The Golf Club of Houston faced a significant challenge to get the course back into playing condition, and it’s taken a herculean effort from the grounds staff to have the course ready. To get a glimpse of what the recovery was like at The Golf Club of Houston, I asked Superintendent Brian Buckner (@GCOHsuper) a few questions about what the process was like:

What were some of the immediate challenges for the course following Harvey? 

First of all, we were very fortunate with regards to the Harvey storm. While we did take on a lot of water, the course drained just as fast. Our biggest concern was the removal of all the foreign debris that had been left behind after the water had receded. We removed around 40- 30 yard containers full of debris from the property. Second task was to remove silt from green 1 on the Tournament Course and the whole front nine on the Member Course. Those were the main issues to get the place back open. Other issues, obviously a lot of trees down and bunkers. Bunkers had to be completely rebuilt after the storm. This was contracted out.

All photos compliments of Brian Buckner.

What were some things that surprised you or came about when you and your team were getting the course into playing condition?
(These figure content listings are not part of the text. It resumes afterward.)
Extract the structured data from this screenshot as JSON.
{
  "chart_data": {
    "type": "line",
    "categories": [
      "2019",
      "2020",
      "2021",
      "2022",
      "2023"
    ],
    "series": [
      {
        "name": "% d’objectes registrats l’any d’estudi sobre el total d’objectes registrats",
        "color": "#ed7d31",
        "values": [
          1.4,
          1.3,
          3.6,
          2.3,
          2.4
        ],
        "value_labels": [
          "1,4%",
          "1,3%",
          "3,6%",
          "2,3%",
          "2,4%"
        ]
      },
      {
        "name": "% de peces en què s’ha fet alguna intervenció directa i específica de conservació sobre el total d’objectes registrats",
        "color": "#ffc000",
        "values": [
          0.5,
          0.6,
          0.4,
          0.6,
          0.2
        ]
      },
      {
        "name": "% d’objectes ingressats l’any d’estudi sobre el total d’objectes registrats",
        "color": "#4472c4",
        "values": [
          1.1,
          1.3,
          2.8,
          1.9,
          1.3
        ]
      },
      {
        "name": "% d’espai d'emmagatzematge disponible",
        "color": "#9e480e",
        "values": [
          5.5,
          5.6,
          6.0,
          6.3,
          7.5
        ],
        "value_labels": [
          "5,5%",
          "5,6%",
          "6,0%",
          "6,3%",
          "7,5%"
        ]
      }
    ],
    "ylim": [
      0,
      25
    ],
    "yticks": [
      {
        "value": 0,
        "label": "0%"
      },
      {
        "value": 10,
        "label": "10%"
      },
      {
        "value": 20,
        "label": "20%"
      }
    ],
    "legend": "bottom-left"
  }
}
It’s amazing the amount of debris and what you’ll find. Items that we recovered were tires, doors, peoples’ docks/patios and even a 4-wheeler.
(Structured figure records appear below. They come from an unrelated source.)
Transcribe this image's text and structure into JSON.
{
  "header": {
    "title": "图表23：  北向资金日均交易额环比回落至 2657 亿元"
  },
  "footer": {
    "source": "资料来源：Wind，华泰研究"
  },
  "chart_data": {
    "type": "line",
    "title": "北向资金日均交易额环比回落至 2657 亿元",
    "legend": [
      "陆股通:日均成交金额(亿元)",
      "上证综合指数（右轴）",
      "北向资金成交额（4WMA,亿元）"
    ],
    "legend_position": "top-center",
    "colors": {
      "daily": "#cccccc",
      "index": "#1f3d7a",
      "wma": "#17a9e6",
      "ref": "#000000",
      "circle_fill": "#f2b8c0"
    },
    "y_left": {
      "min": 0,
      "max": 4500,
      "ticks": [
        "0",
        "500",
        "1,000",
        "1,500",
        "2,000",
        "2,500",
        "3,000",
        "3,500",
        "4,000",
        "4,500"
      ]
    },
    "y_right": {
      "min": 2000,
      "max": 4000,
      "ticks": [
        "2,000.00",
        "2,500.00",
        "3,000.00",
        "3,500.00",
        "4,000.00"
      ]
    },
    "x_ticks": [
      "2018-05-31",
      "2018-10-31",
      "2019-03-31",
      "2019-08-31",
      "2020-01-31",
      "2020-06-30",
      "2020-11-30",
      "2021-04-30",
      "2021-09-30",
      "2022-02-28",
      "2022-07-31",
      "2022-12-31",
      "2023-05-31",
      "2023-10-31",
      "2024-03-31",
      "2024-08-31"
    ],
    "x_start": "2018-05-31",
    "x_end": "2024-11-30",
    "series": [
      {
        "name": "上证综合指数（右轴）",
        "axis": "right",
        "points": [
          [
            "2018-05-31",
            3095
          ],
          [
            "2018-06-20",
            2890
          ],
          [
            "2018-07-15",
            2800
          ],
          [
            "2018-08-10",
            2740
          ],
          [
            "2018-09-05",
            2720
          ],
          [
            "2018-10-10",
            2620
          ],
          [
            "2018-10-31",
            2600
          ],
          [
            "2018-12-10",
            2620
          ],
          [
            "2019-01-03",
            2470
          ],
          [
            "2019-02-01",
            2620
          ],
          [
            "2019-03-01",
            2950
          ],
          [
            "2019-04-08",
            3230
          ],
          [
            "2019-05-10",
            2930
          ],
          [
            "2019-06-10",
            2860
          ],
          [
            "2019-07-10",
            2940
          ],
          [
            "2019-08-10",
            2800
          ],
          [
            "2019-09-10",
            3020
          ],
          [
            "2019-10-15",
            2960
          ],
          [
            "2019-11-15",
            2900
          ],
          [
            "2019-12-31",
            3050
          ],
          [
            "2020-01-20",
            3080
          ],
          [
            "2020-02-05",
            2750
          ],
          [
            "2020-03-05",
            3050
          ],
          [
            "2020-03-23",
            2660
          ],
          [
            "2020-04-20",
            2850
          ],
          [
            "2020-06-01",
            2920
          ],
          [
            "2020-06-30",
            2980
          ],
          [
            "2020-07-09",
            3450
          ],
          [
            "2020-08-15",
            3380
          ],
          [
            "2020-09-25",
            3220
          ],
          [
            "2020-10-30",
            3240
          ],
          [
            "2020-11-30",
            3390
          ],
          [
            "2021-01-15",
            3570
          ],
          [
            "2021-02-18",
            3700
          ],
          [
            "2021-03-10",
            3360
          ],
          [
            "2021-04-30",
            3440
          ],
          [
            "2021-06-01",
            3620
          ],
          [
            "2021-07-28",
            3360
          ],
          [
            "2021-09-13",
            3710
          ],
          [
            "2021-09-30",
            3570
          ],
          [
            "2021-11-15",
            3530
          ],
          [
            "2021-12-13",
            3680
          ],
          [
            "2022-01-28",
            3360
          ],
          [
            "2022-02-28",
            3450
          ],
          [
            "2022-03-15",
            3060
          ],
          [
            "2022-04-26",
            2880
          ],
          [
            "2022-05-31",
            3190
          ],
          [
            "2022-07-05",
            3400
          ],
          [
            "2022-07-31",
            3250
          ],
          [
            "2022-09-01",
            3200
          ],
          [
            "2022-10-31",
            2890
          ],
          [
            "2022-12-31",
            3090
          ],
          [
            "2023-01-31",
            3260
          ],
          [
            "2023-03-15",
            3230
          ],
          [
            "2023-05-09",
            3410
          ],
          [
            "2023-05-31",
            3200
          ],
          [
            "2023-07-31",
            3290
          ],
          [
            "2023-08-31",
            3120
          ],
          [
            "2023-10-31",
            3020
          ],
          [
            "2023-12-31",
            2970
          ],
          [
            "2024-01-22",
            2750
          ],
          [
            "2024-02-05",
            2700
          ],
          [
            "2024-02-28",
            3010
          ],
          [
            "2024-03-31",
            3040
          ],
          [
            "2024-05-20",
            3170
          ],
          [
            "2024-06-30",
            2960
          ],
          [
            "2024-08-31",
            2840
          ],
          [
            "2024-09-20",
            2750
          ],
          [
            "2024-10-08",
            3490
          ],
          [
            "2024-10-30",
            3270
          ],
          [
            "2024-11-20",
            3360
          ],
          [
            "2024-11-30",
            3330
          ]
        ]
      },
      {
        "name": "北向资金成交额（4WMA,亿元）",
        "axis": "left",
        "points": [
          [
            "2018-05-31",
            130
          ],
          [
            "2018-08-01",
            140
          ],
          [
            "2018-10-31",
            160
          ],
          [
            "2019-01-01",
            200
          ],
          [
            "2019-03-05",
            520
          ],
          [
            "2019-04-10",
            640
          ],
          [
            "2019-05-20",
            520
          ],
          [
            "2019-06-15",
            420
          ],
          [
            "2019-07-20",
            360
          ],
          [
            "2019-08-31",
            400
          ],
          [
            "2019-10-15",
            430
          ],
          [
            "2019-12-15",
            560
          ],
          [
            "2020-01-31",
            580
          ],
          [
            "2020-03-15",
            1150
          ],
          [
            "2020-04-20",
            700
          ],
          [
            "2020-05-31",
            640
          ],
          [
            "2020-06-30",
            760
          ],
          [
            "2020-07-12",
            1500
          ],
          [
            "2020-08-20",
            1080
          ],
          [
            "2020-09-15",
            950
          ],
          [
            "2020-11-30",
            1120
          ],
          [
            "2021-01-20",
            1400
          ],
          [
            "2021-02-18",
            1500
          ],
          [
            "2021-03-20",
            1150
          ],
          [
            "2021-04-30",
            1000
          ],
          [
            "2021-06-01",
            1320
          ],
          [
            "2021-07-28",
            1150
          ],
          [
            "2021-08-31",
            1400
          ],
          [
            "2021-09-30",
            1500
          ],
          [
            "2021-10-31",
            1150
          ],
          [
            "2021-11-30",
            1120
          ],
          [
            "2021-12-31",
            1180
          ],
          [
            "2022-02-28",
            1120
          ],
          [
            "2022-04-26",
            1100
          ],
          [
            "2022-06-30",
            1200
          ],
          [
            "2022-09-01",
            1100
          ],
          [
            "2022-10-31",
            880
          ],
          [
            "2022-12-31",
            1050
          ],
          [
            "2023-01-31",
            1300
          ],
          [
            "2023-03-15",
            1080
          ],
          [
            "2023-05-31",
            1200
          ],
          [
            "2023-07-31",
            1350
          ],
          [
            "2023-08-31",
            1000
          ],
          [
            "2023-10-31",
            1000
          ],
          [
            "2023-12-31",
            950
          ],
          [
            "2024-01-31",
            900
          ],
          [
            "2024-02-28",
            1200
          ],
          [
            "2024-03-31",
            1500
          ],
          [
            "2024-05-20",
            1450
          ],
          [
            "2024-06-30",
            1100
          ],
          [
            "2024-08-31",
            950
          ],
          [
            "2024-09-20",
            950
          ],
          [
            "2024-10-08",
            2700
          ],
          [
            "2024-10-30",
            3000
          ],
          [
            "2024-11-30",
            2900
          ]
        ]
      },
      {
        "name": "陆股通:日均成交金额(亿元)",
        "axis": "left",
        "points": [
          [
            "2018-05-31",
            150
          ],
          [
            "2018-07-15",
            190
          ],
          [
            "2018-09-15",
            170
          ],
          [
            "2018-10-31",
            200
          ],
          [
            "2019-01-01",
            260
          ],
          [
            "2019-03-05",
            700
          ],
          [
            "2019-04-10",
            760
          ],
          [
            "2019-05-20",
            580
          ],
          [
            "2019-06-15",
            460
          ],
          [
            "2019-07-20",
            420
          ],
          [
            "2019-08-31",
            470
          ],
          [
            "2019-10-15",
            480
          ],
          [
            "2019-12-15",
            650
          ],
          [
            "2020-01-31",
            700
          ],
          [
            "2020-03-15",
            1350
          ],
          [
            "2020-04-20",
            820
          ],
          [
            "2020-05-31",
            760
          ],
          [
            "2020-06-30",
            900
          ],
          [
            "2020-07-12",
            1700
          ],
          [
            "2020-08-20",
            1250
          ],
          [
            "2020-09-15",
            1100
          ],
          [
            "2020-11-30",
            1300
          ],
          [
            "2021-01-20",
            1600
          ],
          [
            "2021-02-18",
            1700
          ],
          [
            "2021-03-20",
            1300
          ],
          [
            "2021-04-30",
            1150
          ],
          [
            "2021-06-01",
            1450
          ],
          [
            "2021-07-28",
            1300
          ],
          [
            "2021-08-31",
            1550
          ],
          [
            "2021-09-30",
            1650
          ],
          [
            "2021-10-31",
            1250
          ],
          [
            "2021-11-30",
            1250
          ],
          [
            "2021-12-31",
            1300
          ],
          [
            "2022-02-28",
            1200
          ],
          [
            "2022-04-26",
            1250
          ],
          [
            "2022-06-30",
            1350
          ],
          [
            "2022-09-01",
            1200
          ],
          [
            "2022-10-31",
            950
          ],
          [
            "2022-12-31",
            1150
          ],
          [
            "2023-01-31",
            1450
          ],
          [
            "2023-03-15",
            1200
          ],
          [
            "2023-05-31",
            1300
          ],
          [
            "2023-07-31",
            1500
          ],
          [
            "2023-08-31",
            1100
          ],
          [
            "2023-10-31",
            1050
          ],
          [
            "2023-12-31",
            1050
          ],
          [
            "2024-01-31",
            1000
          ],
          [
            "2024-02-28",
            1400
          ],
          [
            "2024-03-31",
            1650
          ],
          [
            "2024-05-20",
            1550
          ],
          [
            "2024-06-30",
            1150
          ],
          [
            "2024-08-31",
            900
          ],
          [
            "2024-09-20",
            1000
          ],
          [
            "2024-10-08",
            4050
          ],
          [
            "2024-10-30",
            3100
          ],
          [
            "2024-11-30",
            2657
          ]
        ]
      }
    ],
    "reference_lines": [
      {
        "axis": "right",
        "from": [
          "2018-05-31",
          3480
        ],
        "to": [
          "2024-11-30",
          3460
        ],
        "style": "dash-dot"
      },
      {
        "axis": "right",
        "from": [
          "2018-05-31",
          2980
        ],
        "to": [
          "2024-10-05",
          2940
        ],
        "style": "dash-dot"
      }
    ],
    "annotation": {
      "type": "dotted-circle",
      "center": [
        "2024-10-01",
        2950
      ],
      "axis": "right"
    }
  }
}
What are some key things you do differently to get the course ready for the Houston Open that most people may not be aware of?

The course is overseeded wall to wall for this event. Preparations are year-round for this one event. We are either prepping for overseed, actually overseeding with grow-in, then after the transition back to Bermuda and prepping that seed bed to do it all over again. Conditions are to mimic Augusta’s conditions as we are a tune-up the week prior to the Masters. All cuts are to be similar to Augusta’s.